Я выползаю из-под душа только когда кожа становится похожей на ту, что имеют младенцы. Обматываюсь полотенцем и покидаю ванную комнату, продолжая распевать песни. Но хорошее настроение испаряется также быстро, как пар из душевой.
– Какого черта ты тут делаешь, Кросс? – рычу я.
Усмешка на его губах говорит сама за себя.
– Ты до сих пор поёшь в душе?
– Исчезни из моей спальни!
Трэвис лениво поднимается с кровати, на которой, к слову, расстелился, и возвышается надо мной.
– Твоя мама попросила фломастеры.
– Тогда какого черта ты ещё не взял и не испарился? Я могла выйти голой, это моя комната!
Его серые глаза наполняются лукавым блеском. Я не дожидаюсь момента, когда он начнёт шутить в стиле «что я там не видел», открываю ящик, достаю фломастеры и сую парню, после чего открываю дверь.
– А теперь выметайся. Пожалуйста.
Я готова ликовать, что он свалил, но слишком рано. Потому что Трэвис останавливается в проходе, он в нескольких дюймах и аромат его парфюма бьет по носу. Чертовски приятный запах, удостаивающийся чести попасть в список табу.
– Склероз? – я выгибаю бровь. – Ты забыл, что собирался больше никогда сюда не входить без приглашения?

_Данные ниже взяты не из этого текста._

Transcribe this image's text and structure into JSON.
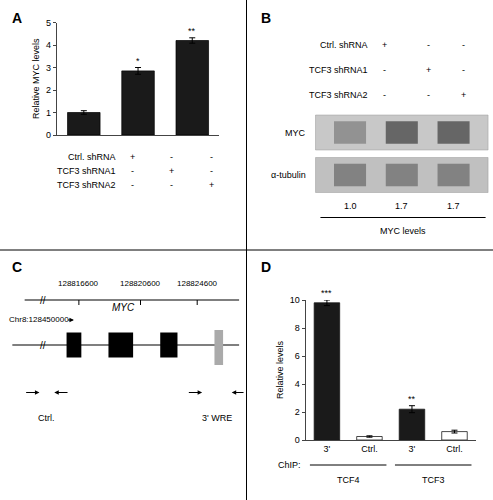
{
  "chart_data": [
    {
      "type": "bar",
      "title": "A",
      "categories": [
        null,
        null,
        null
      ],
      "values": [
        1.0,
        2.85,
        4.2
      ],
      "errors": [
        0.08,
        0.15,
        0.12
      ],
      "stars": [
        null,
        "*",
        "**"
      ],
      "color": "#1a1a1a",
      "ylabel": "Relative MYC levels",
      "ylim": [
        0,
        5
      ],
      "yticks": [
        0,
        1,
        2,
        3,
        4,
        5
      ],
      "grid": false,
      "table": {
        "rows": [
          "Ctrl. shRNA",
          "TCF3 shRNA1",
          "TCF3 shRNA2"
        ],
        "cells": [
          [
            "+",
            "-",
            "-"
          ],
          [
            "-",
            "+",
            "-"
          ],
          [
            "-",
            "-",
            "+"
          ]
        ]
      }
    },
    {
      "type": "blot",
      "title": "B",
      "table": {
        "rows": [
          "Ctrl. shRNA",
          "TCF3 shRNA1",
          "TCF3 shRNA2"
        ],
        "cells": [
          [
            "+",
            "-",
            "-"
          ],
          [
            "-",
            "+",
            "-"
          ],
          [
            "-",
            "-",
            "+"
          ]
        ]
      },
      "bands": [
        {
          "name": "MYC",
          "colors": [
            "#888888",
            "#555555",
            "#555555"
          ]
        },
        {
          "name": "α-tubulin",
          "colors": [
            "#777777",
            "#777777",
            "#777777"
          ]
        }
      ],
      "lane_labels": [
        "1.0",
        "1.7",
        "1.7"
      ],
      "xlabel": "MYC levels"
    },
    {
      "type": "diagram",
      "title": "C",
      "chr_label": "Chr8:128450000",
      "positions": [
        "128816600",
        "128820600",
        "128824600"
      ],
      "break_mark": "//",
      "gene": "MYC",
      "regions": [
        "Ctrl.",
        "3' WRE"
      ],
      "color": "#aaaaaa"
    },
    {
      "type": "bar",
      "title": "D",
      "categories": [
        "3'",
        "Ctrl.",
        "3'",
        "Ctrl."
      ],
      "groups": [
        "TCF4",
        "TCF4",
        "TCF3",
        "TCF3"
      ],
      "group_title": "ChIP:",
      "values": [
        9.8,
        0.25,
        2.2,
        0.6
      ],
      "errors": [
        0.2,
        0.05,
        0.25,
        0.1
      ],
      "stars": [
        "***",
        null,
        "**",
        null
      ],
      "colors": [
        "#1a1a1a",
        "#ffffff",
        "#1a1a1a",
        "#ffffff"
      ],
      "edge_colors": [
        "#1a1a1a",
        "#1a1a1a",
        "#1a1a1a",
        "#1a1a1a"
      ],
      "ylabel": "Relative levels",
      "ylim": [
        0,
        10
      ],
      "yticks": [
        0,
        2,
        4,
        6,
        8,
        10
      ],
      "grid": false
    }
  ]
}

Трэвис дёргает уголком губ. В конце концов, появляется свойственная ему надменность засранца.
– Уже входил.
Я не краснею, наоборот, вскидываю подбородок и смотрю в его глаза, выражая крайнюю степень равнодушия.
– Разве? Значит, это не было чем-то фантастическим и запоминающимся. Воспоминания блекнут, Трэвис, если они ничем не выделяются на фоне новых.
Он склоняет голову набок и прищуривается.
– Освежим память?
– Ты нашёл припрятанную отцовскую коробочку в гараже и поднатаскался?
– Набрался опыта естественным путём.
– Вау, должно быть, пятнадцатилетки в восторге, а теперь выметайся.
Шагнув в сторону, он закрывает дверь.
Дверь в мою комнату!
Не с обратной стороны, как того желала, а оставаясь в спальне!
– Трэвис, сваливай по-хорошему, – говорю я, взяв баночку с кремом с туалетного столика и не утруждаясь наблюдать за ним.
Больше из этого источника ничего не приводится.